Large power transformers (LPTs) are critical to the nation’s power grid, with more than 90 percent of consumed power passing through high-voltage transformers at some point. LPTs, however, face a number of challenges that make them one of the most vulnerable components on the grid. They are expensive, difficult to transport, and typically custom-made with procurement lead times of one year or longer. Many of the LPTs currently used are beyond their peak age. In addition, LPTs could be affected by natural and man-made threats facing the nation’s grid, including severe weather, space weather, and attacks. The loss of critical LPTs could disrupt electricity services over a large area of the country. With the nation’s security and economy dependent on the reliable delivery of electricity, the impact of extended outages from the loss of one or more LPTs is a significant concern. 

Over the years, OE has worked with private and public partners to increase awareness and address domestic production and transportation issues through outreach and technical assistance. Concerns about limited domestic production following events such as geomagnetic disturbances (GMDs) and electromagnetic pulses (EMPs) were discussed at the 2009 High-Impact Low-Frequency (HILF) Risk Workshop and in the resulting report. OE’s “Large Power Transformers and the U.S. Electric Grid” report, originally released in 2012 and updated in 2014, also examines a number of issues related to LPTs, including the characteristics and procurement of LPTs, historical trends and future demands, and risks facing LPTs.

Building on continued engagement with industry stakeholders, OE developed a space weather strategy to address concerns about the broader impact of extreme GMD events on transformers and the reliability of the grid.  OE’s GMD program has analyzed the impacts of a benchmark 100-year GMD event, examined the susceptibility of transformers to GMD events, and deployed sensors to measure geomagnetically-induced currents (GICs) and to enhance system modeling efforts. These efforts helped OE contribute to the development of the National Space Weather Strategy and accompanying Action Plan released by the White House Office of Science and Technology Policy (OSTP) in 2015. OE continues to work with OSTP and other federal agencies and is currently developing requirements and a plan to provide a system-wide real-time view of GICs at the regional level.

OE has also been examining the risk of EMPs and investigating how to mitigate their effects on transformers and the reliability of the grid.  In early 2016, OE and the Electric Power Research Institute (EPRI) developed a Joint Electromagnetic Pulse (EMP) Resilience Strategy for the grid and are now collaborating to develop action plans to implement this strategy. In addition, several EMP studies are currently underway at DOE’s national laboratories.  

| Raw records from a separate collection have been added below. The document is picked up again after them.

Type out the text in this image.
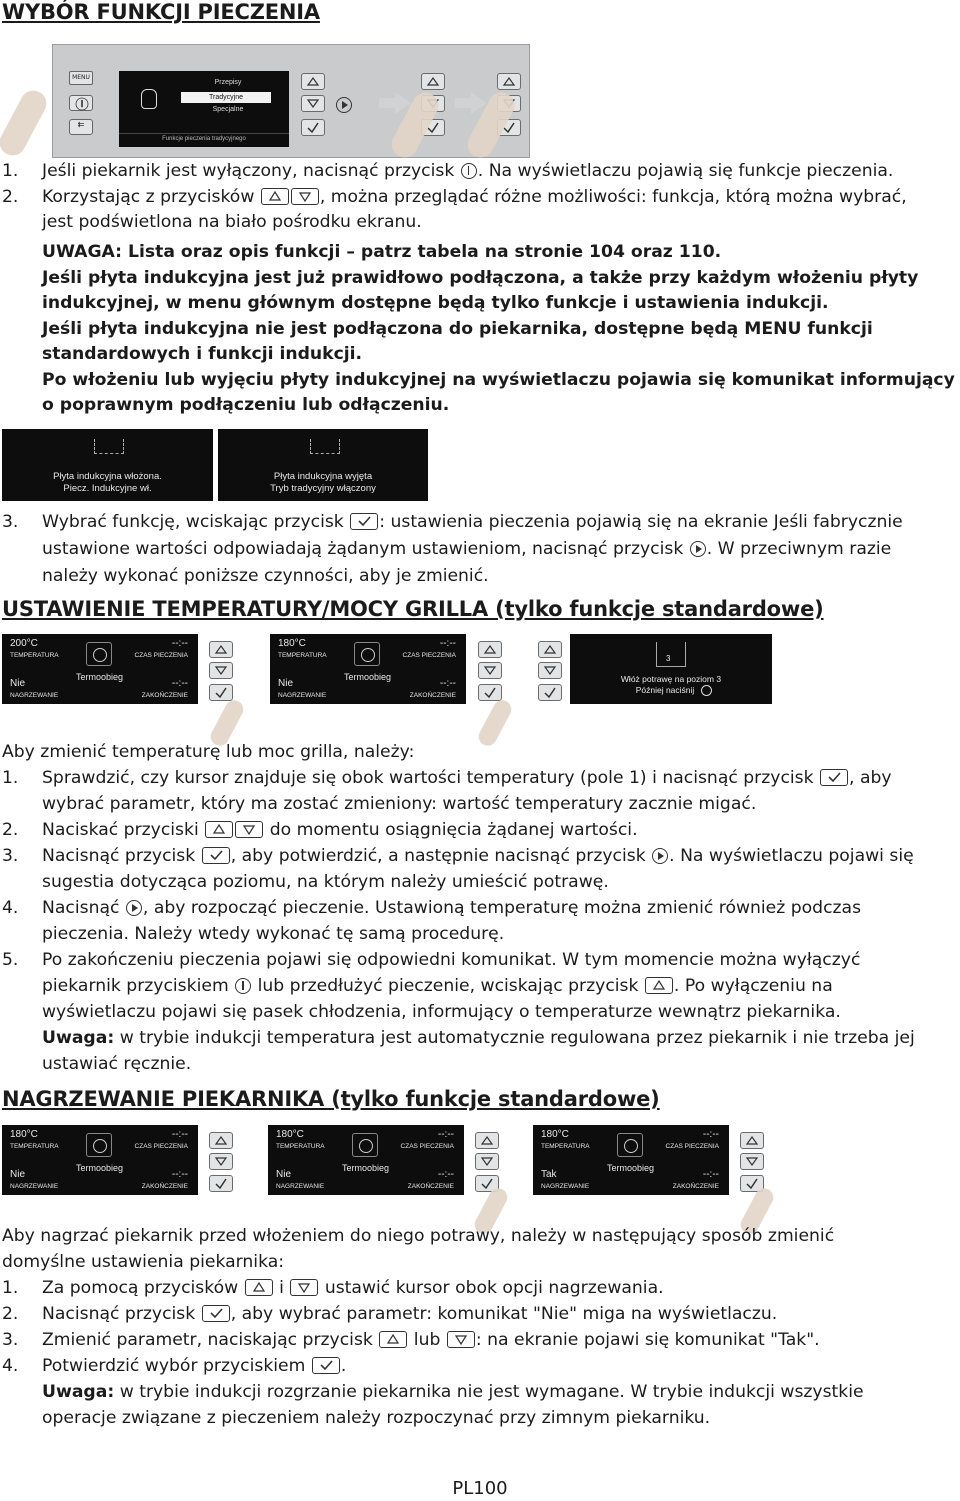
WYBÓR FUNKCJI PIECZENIA
MENU
⇇
Przepisy
Tradycyjne
Specjalne
Funkcje pieczenia tradycyjnego
1. Jeśli piekarnik jest wyłączony, nacisnąć przycisk . Na wyświetlaczu pojawią się funkcje pieczenia.
2. Korzystając z przycisków	, można przeglądać różne możliwości: funkcja, którą można wybrać,
jest podświetlona na biało pośrodku ekranu.
UWAGA: Lista oraz opis funkcji – patrz tabela na stronie 104 oraz 110.
Jeśli płyta indukcyjna jest już prawidłowo podłączona, a także przy każdym włożeniu płyty
indukcyjnej, w menu głównym dostępne będą tylko funkcje i ustawienia indukcji.
Jeśli płyta indukcyjna nie jest podłączona do piekarnika, dostępne będą MENU funkcji
standardowych i funkcji indukcji.
Po włożeniu lub wyjęciu płyty indukcyjnej na wyświetlaczu pojawia się komunikat informujący
o poprawnym podłączeniu lub odłączeniu.
Płyta indukcyjna włożona.
Piecz. Indukcyjne wł.
Płyta indukcyjna wyjęta
Tryb tradycyjny włączony
3. Wybrać funkcję, wciskając przycisk : ustawienia pieczenia pojawią się na ekranie Jeśli fabrycznie
ustawione wartości odpowiadają żądanym ustawieniom, nacisnąć przycisk . W przeciwnym razie
należy wykonać poniższe czynności, aby je zmienić.
USTAWIENIE TEMPERATURY/MOCY GRILLA (tylko funkcje standardowe)
200°C
TEMPERATURA
--:--
CZAS PIECZENIA
Termoobieg
Nie
NAGRZEWANIE
--:--
ZAKOŃCZENIE
180°C
TEMPERATURA
--:--
CZAS PIECZENIA
Termoobieg
Nie
NAGRZEWANIE
--:--
ZAKOŃCZENIE
3
Włóż potrawę na poziom 3
Później naciśnij
Aby zmienić temperaturę lub moc grilla, należy:
1. Sprawdzić, czy kursor znajduje się obok wartości temperatury (pole 1) i nacisnąć przycisk , aby
wybrać parametr, który ma zostać zmieniony: wartość temperatury zacznie migać.
2. Naciskać przyciski	do momentu osiągnięcia żądanej wartości.
3. Nacisnąć przycisk , aby potwierdzić, a następnie nacisnąć przycisk . Na wyświetlaczu pojawi się
sugestia dotycząca poziomu, na którym należy umieścić potrawę.
4. Nacisnąć , aby rozpocząć pieczenie. Ustawioną temperaturę można zmienić również podczas
pieczenia. Należy wtedy wykonać tę samą procedurę.
5. Po zakończeniu pieczenia pojawi się odpowiedni komunikat. W tym momencie można wyłączyć
piekarnik przyciskiem lub przedłużyć pieczenie, wciskając przycisk . Po wyłączeniu na
wyświetlaczu pojawi się pasek chłodzenia, informujący o temperaturze wewnątrz piekarnika.
Uwaga: w trybie indukcji temperatura jest automatycznie regulowana przez piekarnik i nie trzeba jej
ustawiać ręcznie.
NAGRZEWANIE PIEKARNIKA (tylko funkcje standardowe)
180°C
TEMPERATURA
--:--
CZAS PIECZENIA
Termoobieg
Nie
NAGRZEWANIE
--:--
ZAKOŃCZENIE
180°C
TEMPERATURA
--:--
CZAS PIECZENIA
Termoobieg
Nie
NAGRZEWANIE
--:--
ZAKOŃCZENIE
180°C
TEMPERATURA
--:--
CZAS PIECZENIA
Termoobieg
Tak
NAGRZEWANIE
--:--
ZAKOŃCZENIE
Aby nagrzać piekarnik przed włożeniem do niego potrawy, należy w następujący sposób zmienić
domyślne ustawienia piekarnika:
1. Za pomocą przycisków i ustawić kursor obok opcji nagrzewania.
2. Nacisnąć przycisk , aby wybrać parametr: komunikat "Nie" miga na wyświetlaczu.
3. Zmienić parametr, naciskając przycisk lub : na ekranie pojawi się komunikat "Tak".
4. Potwierdzić wybór przyciskiem .
Uwaga: w trybie indukcji rozgrzanie piekarnika nie jest wymagane. W trybie indukcji wszystkie
operacje związane z pieczeniem należy rozpoczynać przy zimnym piekarniku.
PL100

In light of these threats, increasingly powerful storms, and potential terrorist attacks, DOE’s 2015 Quadrennial Energy Review recommended that “DOE should lead—in coordination with DHS and other Federal agencies, states, and industry—an initiative to mitigate the risks associated with the loss of transformers. Approaches for mitigating this risk should include the development of one or more transformer reserves through a staged process." In response, OE issued a Request for Information in July, 2015, asking for comments on the possible establishment of a reserve of LPTs that would support recovery of the nation’s bulk power system.

The Fixing America’s Surface Transportation (FAST) Act of 2015 requires DOE to submit a plan to Congress evaluating the feasibility of establishing a Strategic Transformer Reserve for the storage, in strategically-located facilities, of spare equipment in sufficient numbers to temporarily replace critically damaged LPTs.  In January 2016, OE assigned the technical component of this important analysis to a team led by the Oak Ridge National Laboratory. The project team included researchers from the University of Tennessee-Knoxville, Sandia National Laboratory, EPRI, and Dominion Virginia Power. The Strategic Transformer Reserve Report to Congress is available HERE.

In addition to outreach, monitoring, technical assistance, and analysis, OE also supports the research and development of innovative solutions. For example, OE and industry encouraged the Department of Homeland Security (DHS) to fund the development of a recovery transformer concept that would accelerate the time needed to replace a damaged LPT. DHS completed the Recovery Transformer (RecX) project, in collaboration with EPRI, ABB, CenterPoint Energy and DOE, in March 2013. The project included one year of field testing.

Other ongoing research includes efforts by OE’s Transformer Resilience and Advanced Components (TRAC) Program. The TRAC program portfolio spans modeling, testing, and component development to advance the capabilities of transformers and other critical grid components to enable a more resilient future grid. A Funding Opportunity Announcement on “Next Generation Transformers – Flexible Designs” released in June, 2016 focused on new design concepts that promote greater standardization to increase the ability to share LPTs in the event of the loss of one or more transformers. On September 28, 2016, funding of more than $1.5 million in new funding to allow corporations, small businesses, and academic institutions in Georgia, Illinois, New York and North Carolina to create new designs that will help produce the next generation of LPTs was announced.

In addition, through the GMLC, a team led by Oak Ridge National Laboratory (ORNL) and Lawrence Livermore National Laboratory has been selected to conduct modeling and testing of transformers to improve the understanding of vulnerabilities to the effects of GMD and EMP events. Validated models can be used to improve LPT designs and manufacturing requirements. Another team led by Pacific Northwest National Laboratory and ORNL has been selected to develop and evaluate new control strategies for High Voltage Direct Current (HVDC) systems to reduce congestion and loop flows, and provide synthetic inertia. The capabilities developed through this project have the potential to be applied to alter system power flows during emergencies to minimize the criticality of substations and associated LPTs.

As we continue to address this important aspect of helping to ensure the reliability and resiliency of the nation’s grid through these various activities, ongoing collaboration with utilities, academia, equipment vendors, regulators, and other stakeholders is vital.